Top K Frequent Keywords

Tags: , , ,

Given a list of reviews, a list of keywords and an integer k. Find the most frequent k keywords in order of most to least frequently mentioned.

  • The comparison of strings is case-insensitive.
  • Multiple occurrences of a keyword in a review should be considered as a single mention.
  • If keywords are mentioned an equal number of times in reviews, sort alphabetically.

Example

Input:
k = 2
keywords = ["services", "algorithms", "inteview"]
reviews = [
  "algorithms and Me provides the best services for the interview preparations",
  "Also, their mock interview services awesome services",
  "Best services provided by Algorithms and me, everyone should use their services",
]

Output:
["services", "algorithms"]

Explanation:
"services" is occurring in 3 different reviews, and "algorithms" occurs in 2 reviews. Note that even though "services" occur two times in the same review, it is counted only once.

Rule of thumb, if you have to find top k of anything, give priority queue a thought, and to understand priority queues, it is very important to understand the fundamentals of heaps.

This is a straight forward application of priority queues. All we have to do is count the frequency of each word in the keywords list in the given list of reviews. Once we have the frequency count, use priority queue to find the top K keywords.

Implementation notes
1. Convert the list of keywords into a set, to have an efficient lookup.
2. Split each review into words and check if the word is the keyword set.
3. If yes, increment the frequency count.
4. Put the map of words to frequency into the priority queue and pluck top K words. Adjust the comparator function to have order on the frequency and then alphabetically.
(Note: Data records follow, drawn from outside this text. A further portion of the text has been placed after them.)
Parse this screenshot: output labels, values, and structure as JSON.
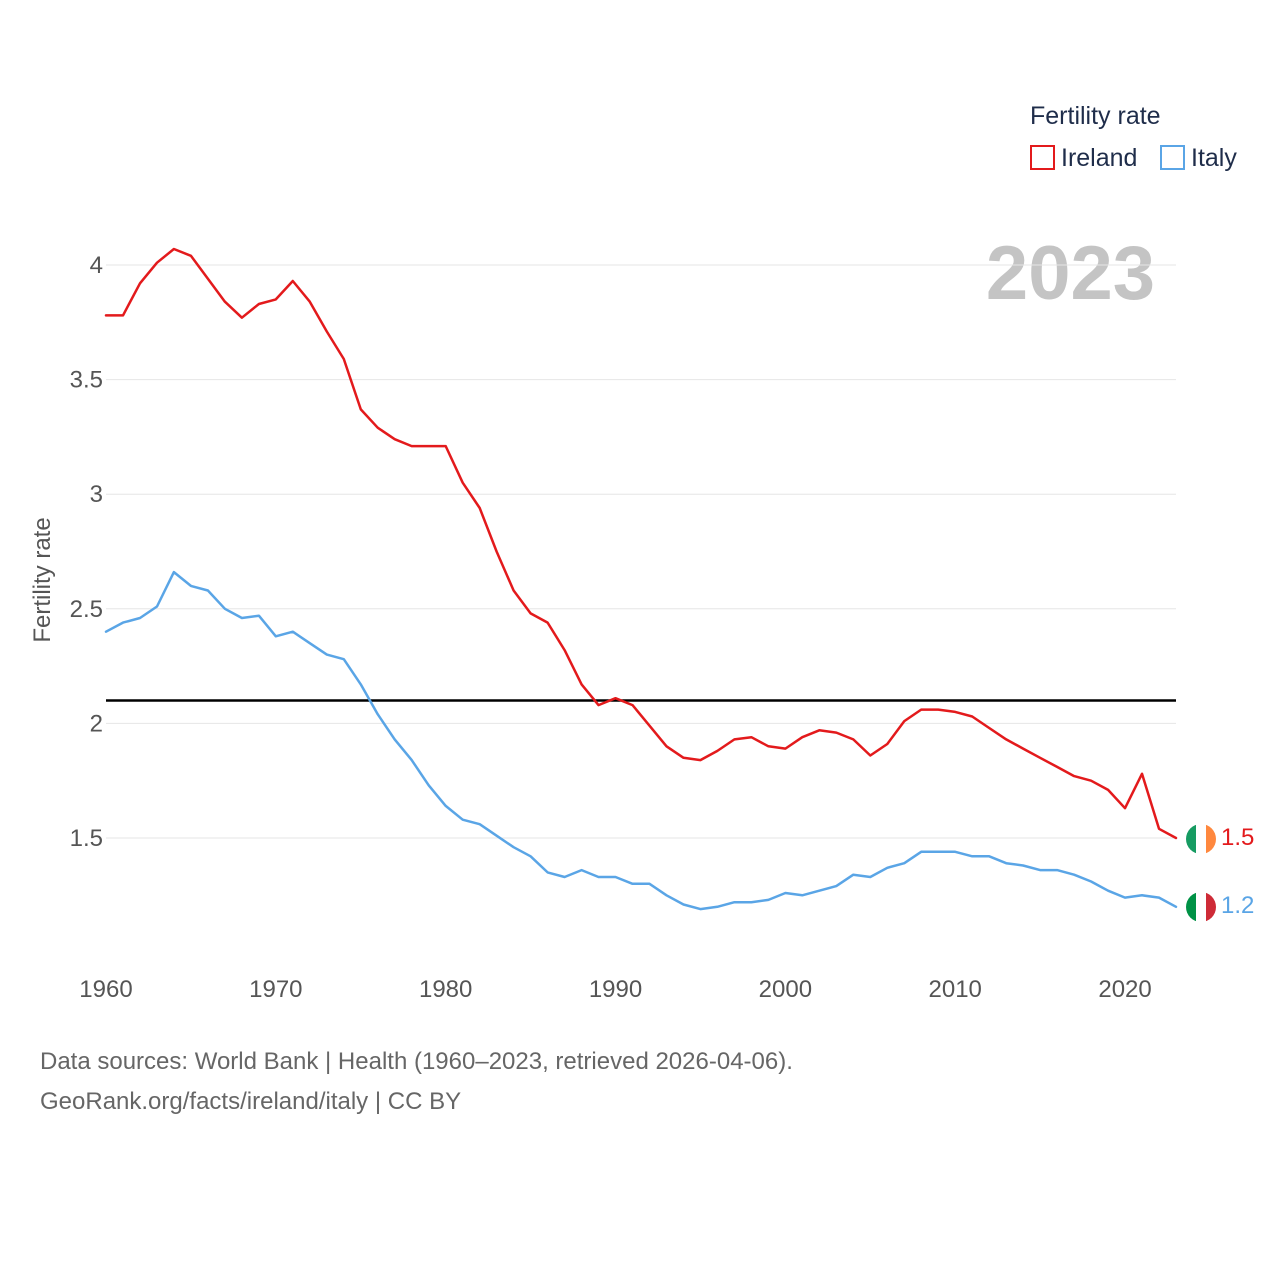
{
  "chart_data": {
    "type": "line",
    "title": "",
    "xlabel": "",
    "ylabel": "Fertility rate",
    "xlim": [
      1960,
      2023
    ],
    "ylim": [
      1.0,
      4.2
    ],
    "y_ticks": [
      1.5,
      2,
      2.5,
      3,
      3.5,
      4
    ],
    "y_tick_labels": [
      "1.5",
      "2",
      "2.5",
      "3",
      "3.5",
      "4"
    ],
    "x_ticks": [
      1960,
      1970,
      1980,
      1990,
      2000,
      2010,
      2020
    ],
    "x_tick_labels": [
      "1960",
      "1970",
      "1980",
      "1990",
      "2000",
      "2010",
      "2020"
    ],
    "grid": true,
    "reference_line": 2.1,
    "year_watermark": "2023",
    "legend": {
      "title": "Fertility rate",
      "position": "top-right"
    },
    "x": [
      1960,
      1961,
      1962,
      1963,
      1964,
      1965,
      1966,
      1967,
      1968,
      1969,
      1970,
      1971,
      1972,
      1973,
      1974,
      1975,
      1976,
      1977,
      1978,
      1979,
      1980,
      1981,
      1982,
      1983,
      1984,
      1985,
      1986,
      1987,
      1988,
      1989,
      1990,
      1991,
      1992,
      1993,
      1994,
      1995,
      1996,
      1997,
      1998,
      1999,
      2000,
      2001,
      2002,
      2003,
      2004,
      2005,
      2006,
      2007,
      2008,
      2009,
      2010,
      2011,
      2012,
      2013,
      2014,
      2015,
      2016,
      2017,
      2018,
      2019,
      2020,
      2021,
      2022,
      2023
    ],
    "series": [
      {
        "name": "Ireland",
        "color": "#e31a1c",
        "end_label": "1.5",
        "flag_colors": [
          "#169b62",
          "#ffffff",
          "#ff883e"
        ],
        "values": [
          3.78,
          3.78,
          3.92,
          4.01,
          4.07,
          4.04,
          3.94,
          3.84,
          3.77,
          3.83,
          3.85,
          3.93,
          3.84,
          3.71,
          3.59,
          3.37,
          3.29,
          3.24,
          3.21,
          3.21,
          3.21,
          3.05,
          2.94,
          2.75,
          2.58,
          2.48,
          2.44,
          2.32,
          2.17,
          2.08,
          2.11,
          2.08,
          1.99,
          1.9,
          1.85,
          1.84,
          1.88,
          1.93,
          1.94,
          1.9,
          1.89,
          1.94,
          1.97,
          1.96,
          1.93,
          1.86,
          1.91,
          2.01,
          2.06,
          2.06,
          2.05,
          2.03,
          1.98,
          1.93,
          1.89,
          1.85,
          1.81,
          1.77,
          1.75,
          1.71,
          1.63,
          1.78,
          1.54,
          1.5
        ]
      },
      {
        "name": "Italy",
        "color": "#5aa5e6",
        "end_label": "1.2",
        "flag_colors": [
          "#009246",
          "#ffffff",
          "#ce2b37"
        ],
        "values": [
          2.4,
          2.44,
          2.46,
          2.51,
          2.66,
          2.6,
          2.58,
          2.5,
          2.46,
          2.47,
          2.38,
          2.4,
          2.35,
          2.3,
          2.28,
          2.17,
          2.04,
          1.93,
          1.84,
          1.73,
          1.64,
          1.58,
          1.56,
          1.51,
          1.46,
          1.42,
          1.35,
          1.33,
          1.36,
          1.33,
          1.33,
          1.3,
          1.3,
          1.25,
          1.21,
          1.19,
          1.2,
          1.22,
          1.22,
          1.23,
          1.26,
          1.25,
          1.27,
          1.29,
          1.34,
          1.33,
          1.37,
          1.39,
          1.44,
          1.44,
          1.44,
          1.42,
          1.42,
          1.39,
          1.38,
          1.36,
          1.36,
          1.34,
          1.31,
          1.27,
          1.24,
          1.25,
          1.24,
          1.2
        ]
      }
    ]
  },
  "footer": {
    "source_line": "Data sources: World Bank | Health (1960–2023, retrieved 2026-04-06).",
    "credit_line": "GeoRank.org/facts/ireland/italy | CC BY"
  }
}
Top K frequent keywords in reviews

public List<String> findKWordsInReviews(int k,
                       List<String>keywords, List<String> reviews) {

        List<String> res = new ArrayList<>();

        //For fast look up. additional space O(n)
        Set<String> set = new HashSet<>(keywords);

        //To store the freq count of keywords
        Map<String, Integer> map = new HashMap<>();

        //Go through each review
        for(String review : reviews) {
            //Split the reviews in words
            String[] words = review .split("\\W");

            //So that we do not count word twice
            Set<String> added = new HashSet<>();
            for(String word : words) {
                //As it is case sensitive
                word = word.toLowerCase();
                //If word is keywords and not yet added
                if(set.contains(word) && !added.contains(word)) {
                    map.put(word, map.getOrDefault(word, 0) + 1);
                    added.add(word);
                }
            }
        }

        //Add the map created into the priority queue.
        Queue<Map.Entry<String, Integer>> maxHeap = new PriorityQueue<>(
                (a, b)->a.getValue() == b.getValue()
                        ? a.getKey().compareTo(b.getKey())
                        : b.getValue() - a.getValue());

        //Add everything to PQ
        maxHeap.addAll(map.entrySet());

        //Take out top k words
        while(!maxHeap.isEmpty() && k-- > 0) {
            res.add(maxHeap.poll().getKey());
        }
        return res;
    }

The complexity of this code depends on the following :
1. No of keywords let’s say is n
2. No of reviews, m
3. K

If we are using max heap approach, building a max heap with n keywords will take O(n), while taking out k words from it, will take O(klogn).

Splitting the reviews into words will take O(m * average length of reviews) with additional space depending on the number of words in reviews.